Shin Ji-yoon, Head of Research Center at KTB Investment & Securities
The word most frequently mentioned in this year’s stock market is likely ESG (Environmental, Social, and Governance). Although it was an unfamiliar term, now most financial companies and large corporations advocate ESG management. Securities firms’ research departments, which act as intermediaries between companies and investors, have so far responded mainly by explaining the definition and recent trends of ESG, but going forward, they must provide actual support for management and investment to maintain competitiveness.

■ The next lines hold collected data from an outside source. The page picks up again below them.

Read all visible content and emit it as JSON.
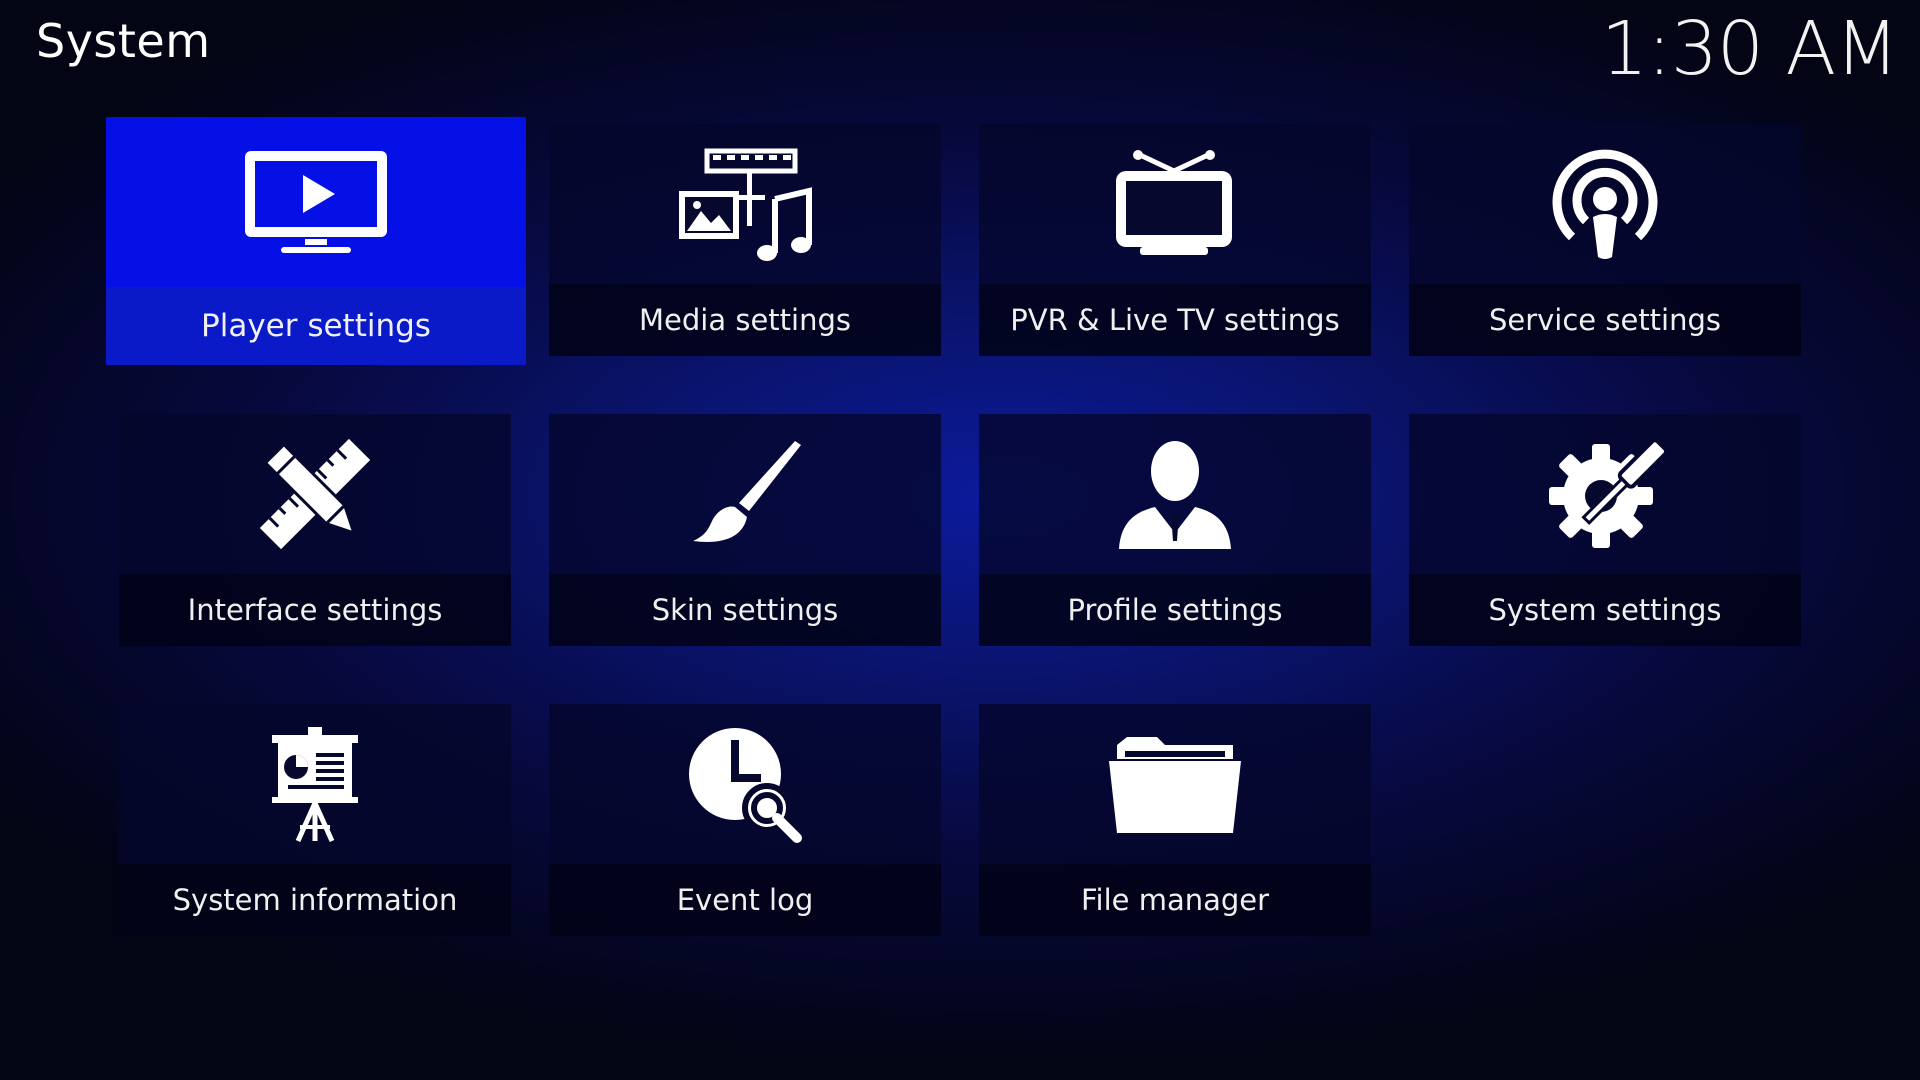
{
  "header": {
    "title": "System",
    "clock": "1:30 AM"
  },
  "tiles": [
    {
      "label": "Player settings",
      "icon": "tv-play-icon",
      "focused": true
    },
    {
      "label": "Media settings",
      "icon": "media-icon"
    },
    {
      "label": "PVR & Live TV settings",
      "icon": "tv-antenna-icon"
    },
    {
      "label": "Service settings",
      "icon": "broadcast-icon"
    },
    {
      "label": "Interface settings",
      "icon": "pencil-ruler-icon"
    },
    {
      "label": "Skin settings",
      "icon": "paintbrush-icon"
    },
    {
      "label": "Profile settings",
      "icon": "user-icon"
    },
    {
      "label": "System settings",
      "icon": "gear-screwdriver-icon"
    },
    {
      "label": "System information",
      "icon": "presentation-icon"
    },
    {
      "label": "Event log",
      "icon": "clock-search-icon"
    },
    {
      "label": "File manager",
      "icon": "folder-icon"
    }
  ],
  "colors": {
    "focus": "#0814d8",
    "background": "#07093f"
  }
}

If we are to talk about the real story, the environment comes first. It is a vast topic, and since Korea’s response to carbon reduction has been insufficient, there is no longer any room for delay. The recent policy changes by the U.S. government, which are strengthening global environmental regulations such as carbon taxes, also heighten the seriousness of the issue.
The hopeful aspect is the Korean-style Green New Deal. After President Moon Jae-in declared it last year, a plan was announced to invest 160 trillion won of public and private funds over five years. This year, the first Green New Deal participation fund and the first New Deal infrastructure fund have been launched, following the schedule. If the following considerations are added, Korea’s carbon reduction response and corporate ESG activities will gain further momentum.
Even for long-term funds, if losses are partially compensated and tax benefits are provided, there is sufficient market demand in this era of low interest rates and rising tax rates. Ultimately, the investment destination is important. The Green New Deal funds are expected to focus on equity investments in companies for now. To fulfill the fund’s purpose, the proportion of long-term green infrastructure projects should be increased.
Large-scale infrastructure projects that allow private participation include offshore wind power projects and utility-scale solar power projects. However, Korea Electric Power Corporation (KEPCO), which still holds a monopoly on transmission and distribution and a duopoly in the power generation sector, intends to take a central role in investing in renewable energy power plants. There are reasons such as the lack of suitable large-scale capital investors, power companies’ obligations to fulfill the Renewable Portfolio Standard (RPS), and responses to reducing fossil fuel facilities, but it is questionable whether the future digital power industry infrastructure can be rapidly established without fostering a private ecosystem. Distributed power sources and Virtual Power Plants (VPP), which are essential for expanding renewable energy, should be led by private operators, but under KEPCO’s monopoly, this is a challenging scenario.
A broader perspective is also necessary. The investment target should be expanded to the entire Korean Peninsula. The 2050 goal of ‘carbon neutrality’ and the Korean-style Green New Deal are long-term plans that can find common ground. Attention should be paid to the fact that North Korea is showing great interest in renewable energy. North Korea also submitted its Nationally Determined Contribution (NDC) for carbon reduction to the UN by 2030 following the Paris Climate Agreement. It places reducing transmission and distribution losses and large-scale expansion of solar and wind power facilities as top policy priorities. Although it is somewhat unrealistic now, about a decade ago, cooperation on Clean Development Mechanism (CDM) projects was actively discussed. Now, the need for inter-Korean linkage is growing in terms of carbon reduction on the Korean Peninsula, expansion of renewable energy, solving the ‘power island’ problem that will become prominent, and industrial structure adjustment. The Korean-style Green New Deal must also prepare for the time that will come without warning.
Lastly, governance. To avoid becoming a second government-controlled fund emphasizing only tax benefits, green, and unification concepts, management supervision and implementation are as important as fund design. Especially, the focus should be on activating private investment. Soon, the national carbon reduction targets are likely to be raised, and carbon emission rights or related tax systems may change. The Green New Deal and fund systems must be well refined so that funds flow timely and appropriately, harmonizing with carbon reduction systems. In this regard, leadership that understands the concept of sustainable development and ESG, and has insight into not only the energy industry but also manufacturing and finance, is necessary.